I'm trying to start a node in a cluster but I receive this message on my terminal :

"tlrhci cmcld: Aborting! Failed to communicate with DLPI"

On /var/adm/syslog/syslog .log

Jul 18 12:57:16 tlrhci cmclconfd[2115]: Unable to lookup cluster information in CDB: No such file or directory
Jul 18 12:57:17 tlrhci cmcld: Lookup of link /nodes/tlrhci/networks/lan/lan3/peers failed.
Jul 18 12:57:17 tlrhci cmcld: Unable to send DLPI info request, Not a stream
Jul 18 12:57:17 tlrhci cmcld: cl_abort: abort cl_kepd_printf failed: Invalid argument
Jul 18 12:57:17 tlrhci cmcld: cl_kepd_printf, fstat: kepd_fd=7, st_dev=1073741827, st_ino=1005, st_rdev=-486539264
Jul 18 12:57:17 tlrhci cmcld: Aborting! Failed to communicate with DLPI
Jul 18 12:57:22 tlrhci cmsrvassistd[2121]: Unable to notify ServiceGuard main daemon (cmcld): Connection reset by peer
Jul 18 12:57:22 tlrhci cmsrvassistd[2114]: The cluster daemon aborted our connection.


What does it mean DLPI ?

How can I recover from this situation ? (I want to re-join the node in the cluster)

Bye
RobertoGuido
BRG
3 REPLIES 3
melvyn burnard
Honored Contributor

Re: DLPI error on MC/Service Guard environment

looks like you may have a known issue that is fixed by patches, or you have a networking issue.
What version of SG and do you have it patched? You can check this by doing:
what /usr/lbin/cmcld


You may also want to check your networking for bad cables or any other issues.
My house is the bank's, my money the wife's, But my opinions belong to me, not HP!
rick jones
Honored Contributor

Re: DLPI error on MC/Service Guard environment

DLPI == Data-Link Provider Interface. it is the means by which applications access NICs at the "data-link" (ie link-level) layer
there is no rest for the wicked yet the virtuous have no pillows
Stephen Doud
Honored Contributor

Re: DLPI error on MC/Service Guard environment

Hi Roberto,

I checked our internal case history database for a similar set of messages... found a case that resolved to:

"Problem caused by a lan interface configured in SG, but not connected into the cluster."
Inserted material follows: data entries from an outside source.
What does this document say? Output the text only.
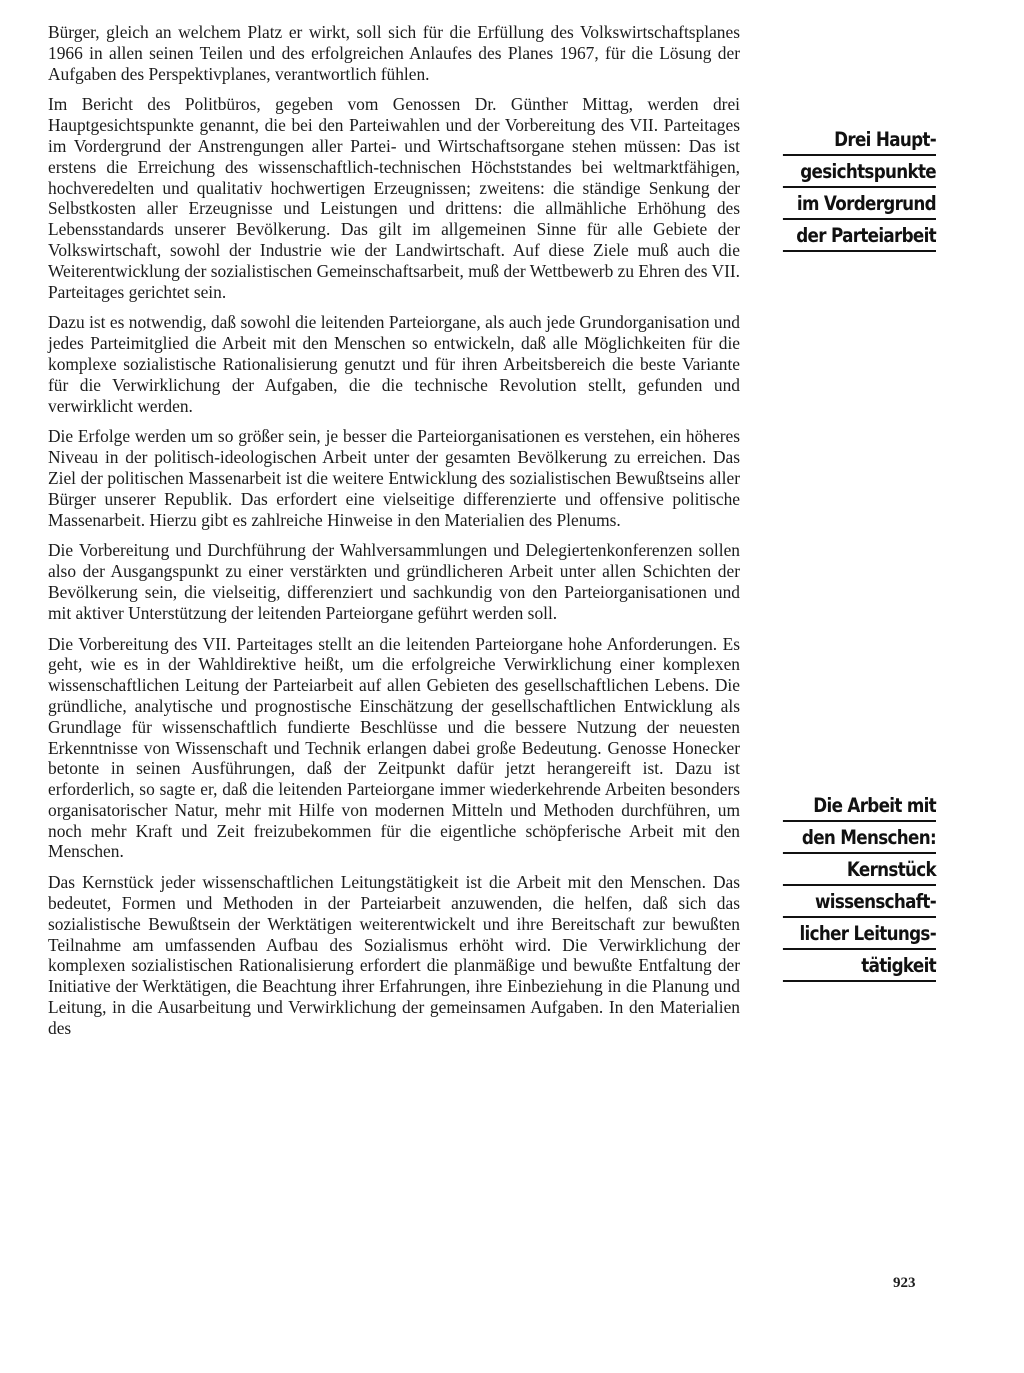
Bürger, gleich an welchem Platz er wirkt, soll sich für die Erfüllung des Volkswirtschaftsplanes 1966 in allen seinen Teilen und des erfolgreichen Anlaufes des Planes 1967, für die Lösung der Aufgaben des Perspektivplanes, verantwortlich fühlen.

Im Bericht des Politbüros, gegeben vom Genossen Dr. Günther Mittag, werden drei Hauptgesichtspunkte genannt, die bei den Parteiwahlen und der Vorbereitung des VII. Parteitages im Vordergrund der Anstrengungen aller Partei- und Wirtschaftsorgane stehen müssen: Das ist erstens die Erreichung des wissenschaftlich-technischen Höchststandes bei weltmarktfähigen, hochveredelten und qualitativ hochwertigen Erzeugnissen; zweitens: die ständige Senkung der Selbstkosten aller Erzeugnisse und Leistungen und drittens: die allmähliche Erhöhung des Lebensstandards unserer Bevölkerung. Das gilt im allgemeinen Sinne für alle Gebiete der Volkswirtschaft, sowohl der Industrie wie der Landwirtschaft. Auf diese Ziele muß auch die Weiterentwicklung der sozialistischen Gemeinschaftsarbeit, muß der Wettbewerb zu Ehren des VII. Parteitages gerichtet sein.

Dazu ist es notwendig, daß sowohl die leitenden Parteiorgane, als auch jede Grundorganisation und jedes Parteimitglied die Arbeit mit den Menschen so entwickeln, daß alle Möglichkeiten für die komplexe sozialistische Rationalisierung genutzt und für ihren Arbeitsbereich die beste Variante für die Verwirklichung der Aufgaben, die die technische Revolution stellt, gefunden und verwirklicht werden.

Die Erfolge werden um so größer sein, je besser die Parteiorganisationen es verstehen, ein höheres Niveau in der politisch-ideologischen Arbeit unter der gesamten Bevölkerung zu erreichen. Das Ziel der politischen Massenarbeit ist die weitere Entwicklung des sozialistischen Bewußtseins aller Bürger unserer Republik. Das erfordert eine vielseitige differenzierte und offensive politische Massenarbeit. Hierzu gibt es zahlreiche Hinweise in den Materialien des Plenums.

Die Vorbereitung und Durchführung der Wahlversammlungen und Delegiertenkonferenzen sollen also der Ausgangspunkt zu einer verstärkten und gründlicheren Arbeit unter allen Schichten der Bevölkerung sein, die vielseitig, differenziert und sachkundig von den Parteiorganisationen und mit aktiver Unterstützung der leitenden Parteiorgane geführt werden soll.

Die Vorbereitung des VII. Parteitages stellt an die leitenden Parteiorgane hohe Anforderungen. Es geht, wie es in der Wahldirektive heißt, um die erfolgreiche Verwirklichung einer komplexen wissenschaftlichen Leitung der Parteiarbeit auf allen Gebieten des gesellschaftlichen Lebens. Die gründliche, analytische und prognostische Einschätzung der gesellschaftlichen Entwicklung als Grundlage für wissenschaftlich fundierte Beschlüsse und die bessere Nutzung der neuesten Erkenntnisse von Wissenschaft und Technik erlangen dabei große Bedeutung. Genosse Honecker betonte in seinen Ausführungen, daß der Zeitpunkt dafür jetzt herangereift ist. Dazu ist erforderlich, so sagte er, daß die leitenden Parteiorgane immer wiederkehrende Arbeiten besonders organisatorischer Natur, mehr mit Hilfe von modernen Mitteln und Methoden durchführen, um noch mehr Kraft und Zeit freizubekommen für die eigentliche schöpferische Arbeit mit den Menschen.

Das Kernstück jeder wissenschaftlichen Leitungstätigkeit ist die Arbeit mit den Menschen. Das bedeutet, Formen und Methoden in der Parteiarbeit anzuwenden, die helfen, daß sich das sozialistische Bewußtsein der Werktätigen weiterentwickelt und ihre Bereitschaft zur bewußten Teilnahme am umfassenden Aufbau des Sozialismus erhöht wird. Die Verwirklichung der komplexen sozialistischen Rationalisierung erfordert die planmäßige und bewußte Entfaltung der Initiative der Werktätigen, die Beachtung ihrer Erfahrungen, ihre Einbeziehung in die Planung und Leitung, in die Ausarbeitung und Verwirklichung der gemeinsamen Aufgaben. In den Materialien des

Drei Haupt-
gesichtspunkte
im Vordergrund
der Parteiarbeit
Die Arbeit mit
den Menschen:
Kernstück
wissenschaft-
licher Leitungs-
tätigkeit
923
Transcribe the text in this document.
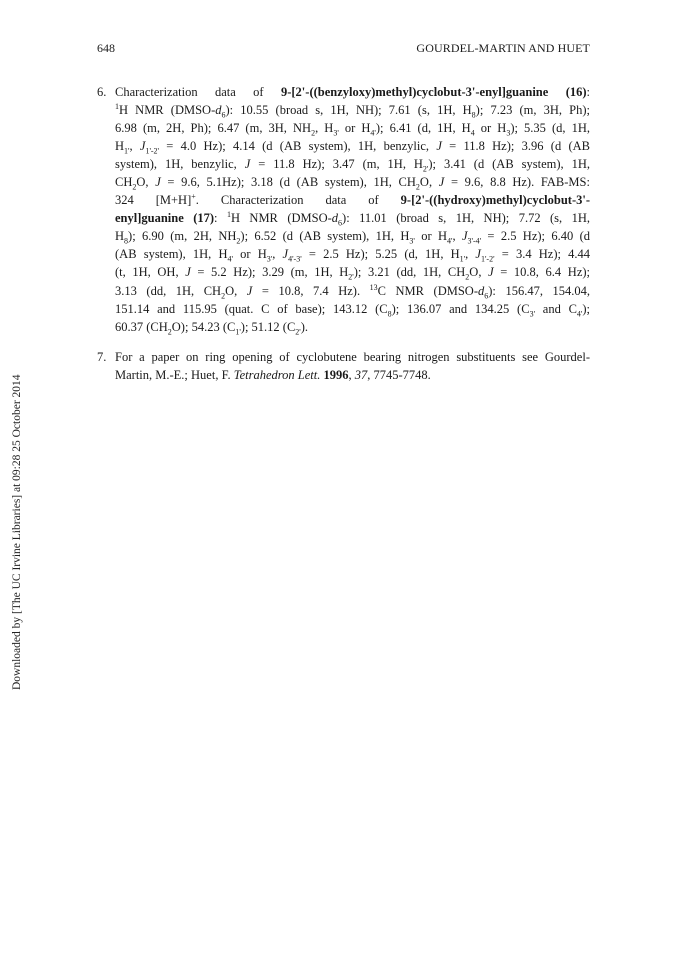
648	GOURDEL-MARTIN AND HUET
Downloaded by [The UC Irvine Libraries] at 09:28 25 October 2014
6. Characterization data of 9-[2'-((benzyloxy)methyl)cyclobut-3'-enyl]guanine (16):
$^1$H NMR $(DMSO-d_6)$: 10.55 (broad s, 1H, NH); 7.61 (s, 1H, $H_8$); 7.23 (m, 3H, Ph);
6.98 (m, 2H, Ph); 6.47 (m, 3H, $NH_2$, $H_{3'}$ or $H_{4'}$); 6.41 (d, 1H, $H_4$ or $H_3$); 5.35 (d, 1H,
$H_{1'}$, $J_{1'-2'} = 4.0$ Hz); 4.14 (d (AB system), 1H, benzylic, J = 11.8 Hz); 3.96 (d (AB
system), 1H, benzylic, J = 11.8 Hz); 3.47 (m, 1H, $H_{2'}$); 3.41 (d (AB system), 1H,
$CH_2O$, J = 9.6, 5.1Hz); 3.18 (d (AB system), 1H, $CH_2O$, J = 9.6, 8.8 Hz). FAB-MS:
324 [M+H]+. Characterization data of 9-[2'-((hydroxy)methyl)cyclobut-3'-
enyl]guanine (17): $^1$H NMR $(DMSO-d_6)$: 11.01 (broad s, 1H, NH); 7.72 (s, 1H,
$H_8$); 6.90 (m, 2H, $NH_2$); 6.52 (d (AB system), 1H, $H_{3'}$ or $H_{4'}$, $J_{3'-4'} = 2.5$ Hz); 6.40 (d
(AB system), 1H, $H_{4'}$ or $H_{3'}$, $J_{4'-3'} = 2.5$ Hz); 5.25 (d, 1H, $H_{1'}$, $J_{1'-2'} = 3.4$ Hz); 4.44
(t, 1H, OH, J = 5.2 Hz); 3.29 (m, 1H, $H_{2'}$); 3.21 (dd, 1H, $CH_2O$, J = 10.8, 6.4 Hz);
3.13 (dd, 1H, $CH_2O$, J = 10.8, 7.4 Hz). $^{13}$C NMR $(DMSO-d_6)$: 156.47, 154.04,
151.14 and 115.95 (quat. C of base); 143.12 $(C_8)$; 136.07 and 134.25 ($C_{3'}$ and $C_{4'}$);
60.37 $(CH_2O)$; 54.23 $(C_{1'})$; 51.12 $(C_{2'})$.
7. For a paper on ring opening of cyclobutene bearing nitrogen substituents see Gourdel-
Martin, M.-E.; Huet, F. Tetrahedron Lett. 1996, 37, 7745-7748.
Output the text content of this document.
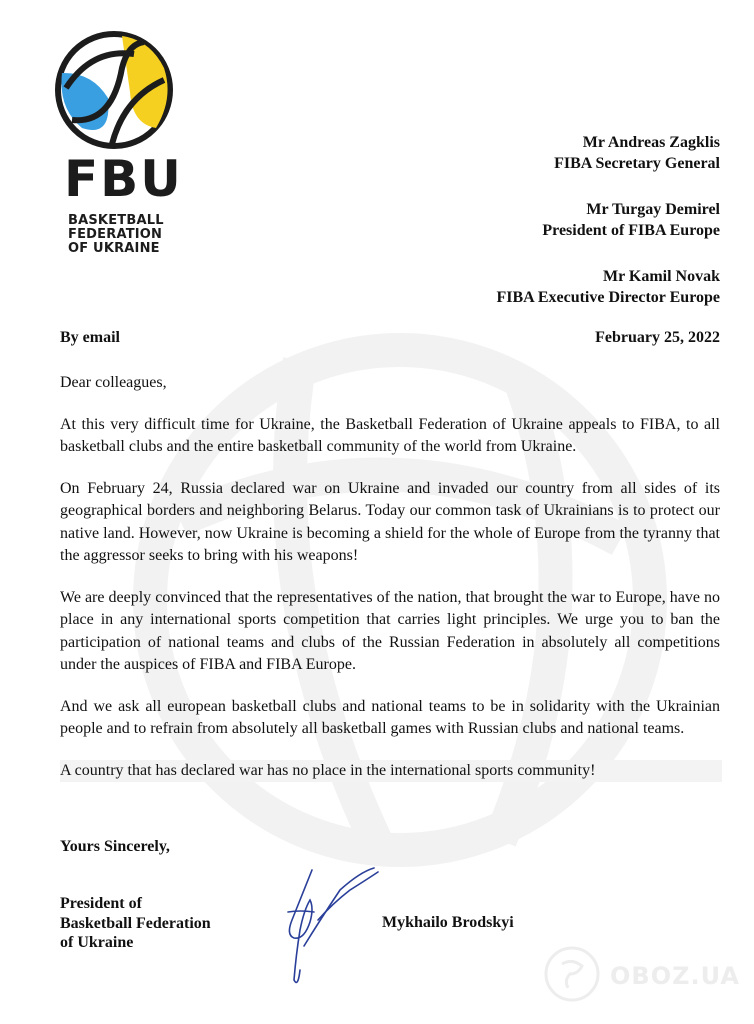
FBU
BASKETBALL
FEDERATION
OF UKRAINE
Mr Andreas Zagklis
FIBA Secretary General
Mr Turgay Demirel
President of FIBA Europe
Mr Kamil Novak
FIBA Executive Director Europe
By email	February 25, 2022

Dear colleagues,

At this very difficult time for Ukraine, the Basketball Federation of Ukraine appeals to FIBA, to all basketball clubs and the entire basketball community of the world from Ukraine.

On February 24, Russia declared war on Ukraine and invaded our country from all sides of its geographical borders and neighboring Belarus. Today our common task of Ukrainians is to protect our native land. However, now Ukraine is becoming a shield for the whole of Europe from the tyranny that the aggressor seeks to bring with his weapons!

We are deeply convinced that the representatives of the nation, that brought the war to Europe, have no place in any international sports competition that carries light principles. We urge you to ban the participation of national teams and clubs of the Russian Federation in absolutely all competitions under the auspices of FIBA and FIBA Europe.

And we ask all european basketball clubs and national teams to be in solidarity with the Ukrainian people and to refrain from absolutely all basketball games with Russian clubs and national teams.

A country that has declared war has no place in the international sports community!

Yours Sincerely,
President of
Basketball Federation
of Ukraine
Mykhailo Brodskyi
OBOZ.UA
Do a cmviewconf and compare the LANs listed with those that are actually connected with the network (lanscan on both nodes) to locate any that are no longer used. You might also consider performing a new cmquerycl and look at the resulting output file and check the comments ServiceGuard inserts at the bottom of each node section such as:

# Possible standby Network Interfaces for lan0: lan1.

If they don't fit the current hardware or network configuration, then the cluster is out of sync with the real setup. If this is the case, consider halting the cluster, performing 'cmdeleteconf -f' and recreating a new cluster ASCII file (cmquerycl -C -n -n ...) and cmapplyconf it (after customization).

If this fails, please consider opening a software support case with the response center to get to the core cause.

-s.